10 comments

  • OtherShrezzing 1 hour ago
    > “We were getting the full read of 2024 [data] midway through 2025, while we were planning for 2026,” said Vinny Rinaldi, vp of media and marketing technology at Hershey. “That alone is just not conducive to where marketers need to be.”

    Irrespective of AI, it's astounding that companies have been throwing $2bn/yr at marketing, and their analytics data on that spend is delayed 6-18 months. That's nearly 15% of their annual revenues spent on guesswork. What's been going on over at Hersheys?

    • jldugger 24 minutes ago
      Could be worse. Steve Levitt has a story about working out ad spend causality and actively ignoring the truth[1]:

      > LEVITT: And they said to me "[...] One time we hired this summer intern and his job was to do the newspaper inserts for Pittsburgh, and the guy was so incompetent that he just didn’t do it. And when the C.E.O. found that out, he said, ‘If you ever do that again, you’re all fired.’

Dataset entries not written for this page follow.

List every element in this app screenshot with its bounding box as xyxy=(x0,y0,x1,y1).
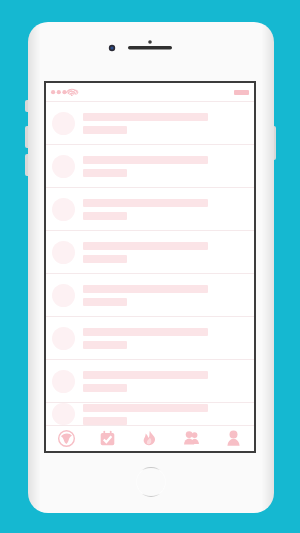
other: Volume down xyxy=(25,154,30,176)
button[interactable]: Profile xyxy=(212,426,254,451)
button[interactable]: Home xyxy=(137,468,165,496)
button[interactable]: Events xyxy=(87,426,128,451)
button[interactable] xyxy=(46,144,254,187)
other: Silent switch xyxy=(25,100,30,112)
button[interactable] xyxy=(46,187,254,230)
button[interactable] xyxy=(46,273,254,316)
button[interactable]: Trending xyxy=(128,426,170,451)
button[interactable] xyxy=(46,316,254,359)
button[interactable]: Friends xyxy=(170,426,212,451)
button[interactable] xyxy=(46,230,254,273)
button[interactable] xyxy=(46,359,254,402)
button[interactable] xyxy=(46,101,254,144)
other: Volume up xyxy=(25,126,30,148)
button[interactable]: Discover xyxy=(46,426,87,451)
button[interactable] xyxy=(46,402,254,425)
other: Power xyxy=(271,126,276,160)
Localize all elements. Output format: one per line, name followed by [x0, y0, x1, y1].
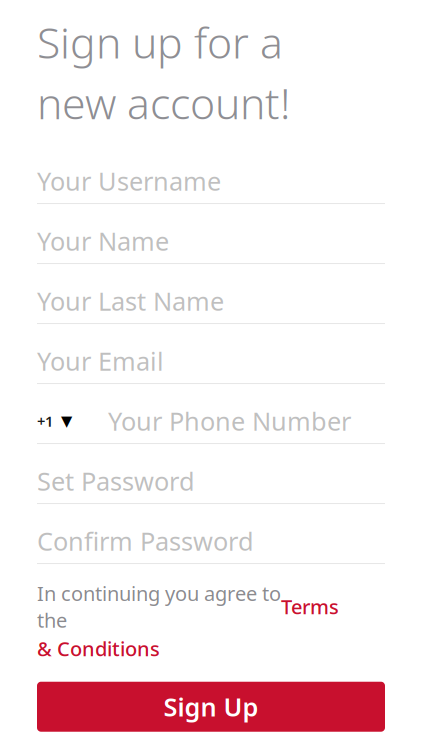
staticText: & Conditions — [37, 635, 160, 662]
staticText: Confirm Password — [37, 524, 254, 558]
button[interactable]: Terms — [281, 593, 339, 620]
button[interactable]: Sign Up — [37, 682, 385, 732]
staticText: ▼ — [61, 413, 72, 429]
staticText: Sign Up — [164, 690, 258, 724]
staticText: Your Phone Number — [108, 404, 351, 438]
staticText: Terms — [281, 593, 339, 620]
staticText: +1 — [37, 411, 53, 431]
button[interactable]: Select country code — [37, 399, 72, 443]
staticText: new account! — [37, 74, 290, 131]
staticText: Your Username — [37, 164, 221, 198]
staticText: In continuing you agree to the — [37, 580, 281, 633]
staticText: Set Password — [37, 464, 195, 498]
button[interactable]: & Conditions — [37, 635, 160, 662]
staticText: Your Name — [37, 224, 169, 258]
staticText: Your Last Name — [37, 284, 224, 318]
staticText: Sign up for a — [37, 14, 283, 70]
staticText: Your Email — [37, 344, 164, 378]
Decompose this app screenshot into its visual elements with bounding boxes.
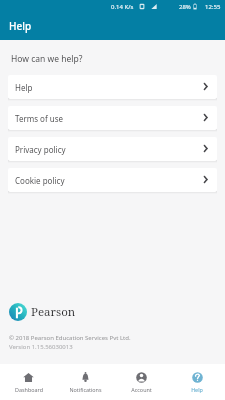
staticText: Pearson: [31, 304, 76, 320]
button[interactable]: Privacy policy: [8, 137, 217, 161]
staticText: 0.14 K/s: [111, 3, 134, 11]
button[interactable]: Dashboard: [0, 364, 57, 400]
staticText: Version 1.15.56030013: [9, 343, 73, 351]
staticText: 28%: [179, 3, 191, 11]
staticText: Notifications: [69, 386, 102, 393]
staticText: Help: [191, 386, 203, 393]
staticText: How can we help?: [11, 53, 83, 65]
staticText: Terms of use: [15, 113, 64, 124]
staticText: Cookie policy: [15, 175, 65, 186]
button[interactable]: Account: [113, 364, 169, 400]
button[interactable]: Help: [169, 364, 225, 400]
button[interactable]: Cookie policy: [8, 168, 217, 192]
staticText: Account: [131, 386, 152, 393]
staticText: Dashboard: [15, 386, 43, 393]
button[interactable]: Help: [8, 75, 217, 99]
staticText: © 2018 Pearson Education Services Pvt Lt…: [9, 334, 131, 342]
button[interactable]: Terms of use: [8, 106, 217, 130]
button[interactable]: Notifications: [57, 364, 113, 400]
staticText: Privacy policy: [15, 144, 66, 155]
staticText: 12:55: [205, 3, 221, 11]
staticText: Help: [9, 19, 32, 33]
staticText: Help: [15, 82, 33, 93]
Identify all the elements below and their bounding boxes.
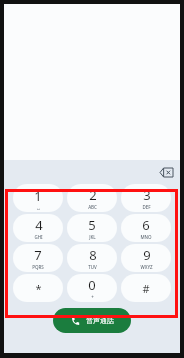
button[interactable]: 5 <box>67 214 117 242</box>
staticText: # <box>142 281 150 296</box>
staticText: 3 <box>143 186 151 204</box>
staticText: MNO <box>140 234 152 240</box>
staticText: WXYZ <box>140 264 153 270</box>
button[interactable]: 4 <box>13 214 63 242</box>
button[interactable]: 2 <box>67 184 117 212</box>
button[interactable]: 7 <box>13 244 63 272</box>
button[interactable]: 6 <box>121 214 171 242</box>
staticText: 1 <box>34 187 42 205</box>
staticText: 9 <box>143 246 151 264</box>
staticText: 6 <box>142 216 150 234</box>
staticText: + <box>91 294 94 300</box>
staticText: 4 <box>35 216 43 234</box>
staticText: TUV <box>88 264 97 270</box>
button[interactable]: # <box>121 274 171 302</box>
button[interactable]: 1 <box>13 184 63 212</box>
staticText: GHI <box>34 234 43 240</box>
staticText: 0 <box>88 276 96 294</box>
staticText: ␣ <box>37 205 40 210</box>
button[interactable]: 9 <box>121 244 171 272</box>
staticText: 8 <box>89 246 97 264</box>
staticText: 7 <box>34 246 42 264</box>
button[interactable]: * <box>13 274 63 302</box>
button[interactable]: 0 <box>67 274 117 302</box>
staticText: ABC <box>88 204 97 210</box>
staticText: PQRS <box>32 264 44 270</box>
staticText: DEF <box>142 204 151 210</box>
staticText: 音声通話 <box>86 316 114 325</box>
button[interactable]: 8 <box>67 244 117 272</box>
button[interactable]: Backspace <box>158 164 174 180</box>
staticText: JKL <box>89 234 96 240</box>
button[interactable]: 3 <box>121 184 171 212</box>
staticText: 5 <box>88 216 96 234</box>
staticText: 2 <box>89 186 97 204</box>
staticText: * <box>35 281 42 296</box>
button[interactable]: 音声通話 <box>53 308 131 333</box>
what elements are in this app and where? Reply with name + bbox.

      > LEVITT: So, I said to them, “Well, O.K. But when you looked at the results, what happened to the sales in Pittsburgh when you were dark for a month?” And they called me back about a week later and they said, “You’re not going to believe it. We looked at the data in Pittsburgh, and we saw no impact on sales when they didn’t do any inserts for a month.” I said, “Oh, my God, that’s amazing! O.K., so when can we get started?”

      > LEVITT: They said, “Are you crazy?” It was almost if they found out they didn’t work, it was far worse for these people than it was not finding out it didn’t work. Because then they had to explain why for the last 15 years they had been wasting $200 million a year. So, they were happy to just live in a world in which as long as there were ads in every market, every Sunday, life was good.

          [1]: https://freakonomics.com/podcast/does-advertising-actually-work-part-1-tv-ep-440/
      • tantalor 15 minutes ago
        The word for this is "cargo culting"
    • morley 56 minutes ago
      $2bn is their entire marketing spend, so it includes media buying, creative, in-store displays, PR, research, and anything else involved in the marketing mix.

      FTA:

      > The confectionery giant, home to brands like Reese’s and Skinny Pop, is working with the analytics platforms Mutinex and Tracer to automate marketing mix modeling — a statistical technique that measures how media spending and other variables drive sales — making it faster and more frequent.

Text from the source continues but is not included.